In the short period from 1916 to 1920 the Mexican working class faced a large number of challenges. A sharp decline in real wages, a crisis in urban housing, and a mass repatriation of workers from the United States in the postwar recession combined to produce a significant deterioration in living conditions for workers in many areas. Within the workplace, the as yet unregulated labor provisions of the 1917 Constitution gave a new impetus to labor-capital conflict as both workers and capitalists tested their respective strengths. Meanwhile, at the level of labor organizations, the defeat of the general strike in Mexico City and the dissolution of the Casa del Obrero Mundial stimulated a rethinking of worker strategy.

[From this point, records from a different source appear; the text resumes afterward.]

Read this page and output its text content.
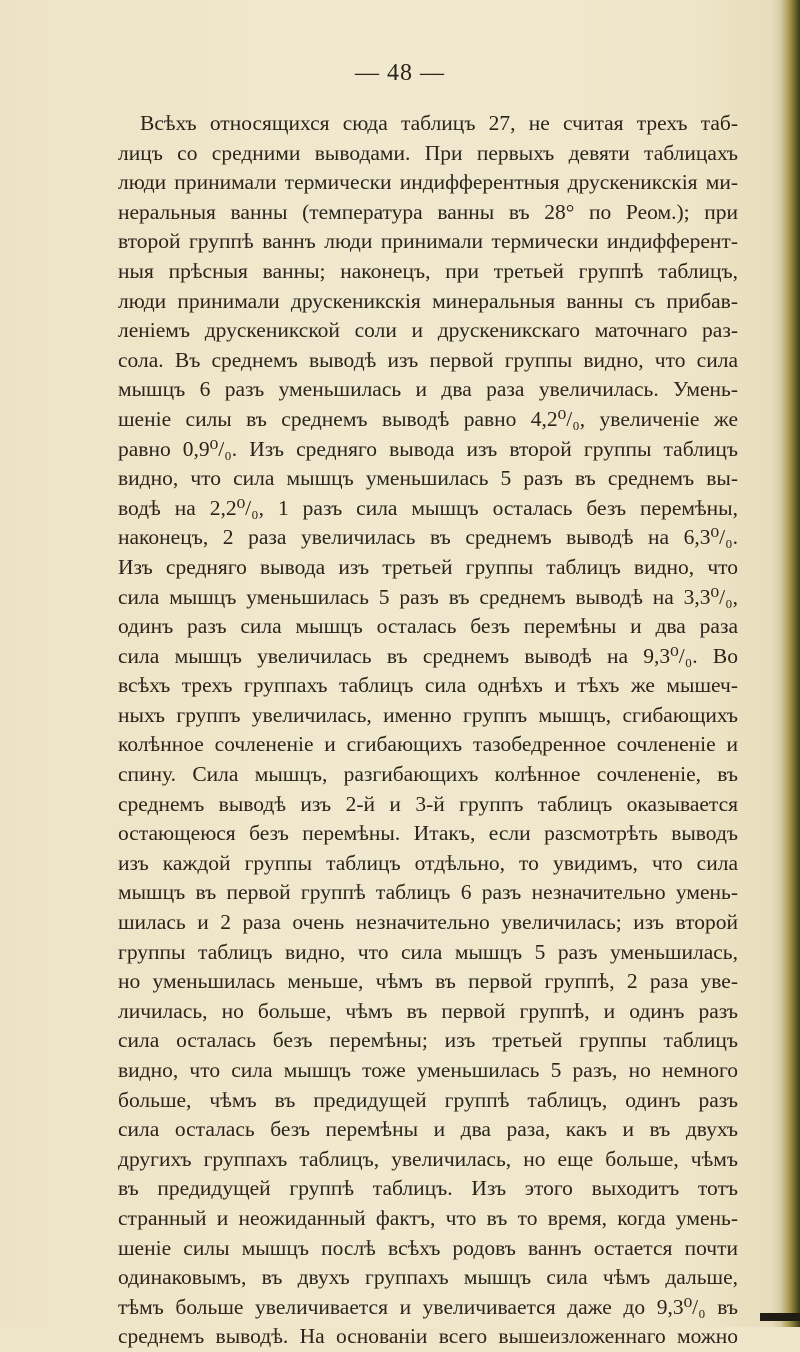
— 48 —
Всѣхъ относящихся сюда таблицъ 27, не считая трехъ таб-
лицъ со средними выводами. При первыхъ девяти таблицахъ
люди принимали термически индифферентныя друскеникскія ми-
неральныя ванны (температура ванны въ 28° по Реом.); при
второй группѣ ваннъ люди принимали термически индифферент-
ныя прѣсныя ванны; наконецъ, при третьей группѣ таблицъ,
люди принимали друскеникскія минеральныя ванны съ прибав-
леніемъ друскеникской соли и друскеникскаго маточнаго раз-
сола. Въ среднемъ выводѣ изъ первой группы видно, что сила
мышцъ 6 разъ уменьшилась и два раза увеличилась. Умень-
шеніе силы въ среднемъ выводѣ равно 4,2⁰/₀, увеличеніе же
равно 0,9⁰/₀. Изъ средняго вывода изъ второй группы таблицъ
видно, что сила мышцъ уменьшилась 5 разъ въ среднемъ вы-
водѣ на 2,2⁰/₀, 1 разъ сила мышцъ осталась безъ перемѣны,
наконецъ, 2 раза увеличилась въ среднемъ выводѣ на 6,3⁰/₀.
Изъ средняго вывода изъ третьей группы таблицъ видно, что
сила мышцъ уменьшилась 5 разъ въ среднемъ выводѣ на 3,3⁰/₀,
одинъ разъ сила мышцъ осталась безъ перемѣны и два раза
сила мышцъ увеличилась въ среднемъ выводѣ на 9,3⁰/₀. Во
всѣхъ трехъ группахъ таблицъ сила однѣхъ и тѣхъ же мышеч-
ныхъ группъ увеличилась, именно группъ мышцъ, сгибающихъ
колѣнное сочлененіе и сгибающихъ тазобедренное сочлененіе и
спину. Сила мышцъ, разгибающихъ колѣнное сочлененіе, въ
среднемъ выводѣ изъ 2-й и 3-й группъ таблицъ оказывается
остающеюся безъ перемѣны. Итакъ, если разсмотрѣть выводъ
изъ каждой группы таблицъ отдѣльно, то увидимъ, что сила
мышцъ въ первой группѣ таблицъ 6 разъ незначительно умень-
шилась и 2 раза очень незначительно увеличилась; изъ второй
группы таблицъ видно, что сила мышцъ 5 разъ уменьшилась,
но уменьшилась меньше, чѣмъ въ первой группѣ, 2 раза уве-
личилась, но больше, чѣмъ въ первой группѣ, и одинъ разъ
сила осталась безъ перемѣны; изъ третьей группы таблицъ
видно, что сила мышцъ тоже уменьшилась 5 разъ, но немного
больше, чѣмъ въ предидущей группѣ таблицъ, одинъ разъ
сила осталась безъ перемѣны и два раза, какъ и въ двухъ
другихъ группахъ таблицъ, увеличилась, но еще больше, чѣмъ
въ предидущей группѣ таблицъ. Изъ этого выходитъ тотъ
странный и неожиданный фактъ, что въ то время, когда умень-
шеніе силы мышцъ послѣ всѣхъ родовъ ваннъ остается почти
одинаковымъ, въ двухъ группахъ мышцъ сила чѣмъ дальше,
тѣмъ больше увеличивается и увеличивается даже до 9,3⁰/₀ въ
среднемъ выводѣ. На основаніи всего вышеизложеннаго можно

This led to two currents within the organized working class—the formation of the Confederación Regional Obrera Mexicana (CROM), with a national leadership espousing a “realistic” trade unionism; and the temporary merging of anarchist, syndicalist, and socialist currents within the Gran Cuerpo Central de Trabajadores and the Mexican Communist party (PCM) during 1918 and 1919.

Pablo González Casanova grapples with some of these issues in his elegantly written contribution to the ambitious new series of studies on the history of the Mexican working class that will eventually comprise seventeen volumes. Approximately one-third of this volume is devoted to a discussion of the background to the formation of the Mexican Communist party. This section, which many readers will find the most interesting part of the book, is one of the few attempts to take the PCM’s foundation seriously and it goes a long way beyond the usual anecdotal approaches to the theme. As with the rest of the study, however, it is flawed in its handling of sources. On the PCM, these consist mainly of two items: M. N. Roy’s Memoirs and Gales Magazine, both of which require a more critical treatment than that provided.

The remainder of the book involves a discussion of two topics: the developing pattern of state-labor organization relations, and the character of labor conflict. The chapter devoted to this second topic bears the promising title “Hacia una nueva forma de gobernar en las fábricas” and provides a good general discussion, with some examples drawn from Puebla and the Federal District, of worker and employer responses to the 1917 Constitution. Here again, though, there is a notable absence of primary source research, very little discussion of topics such as wages and working conditions, and no recognition of the geographical diversity of the labor-capital relationship.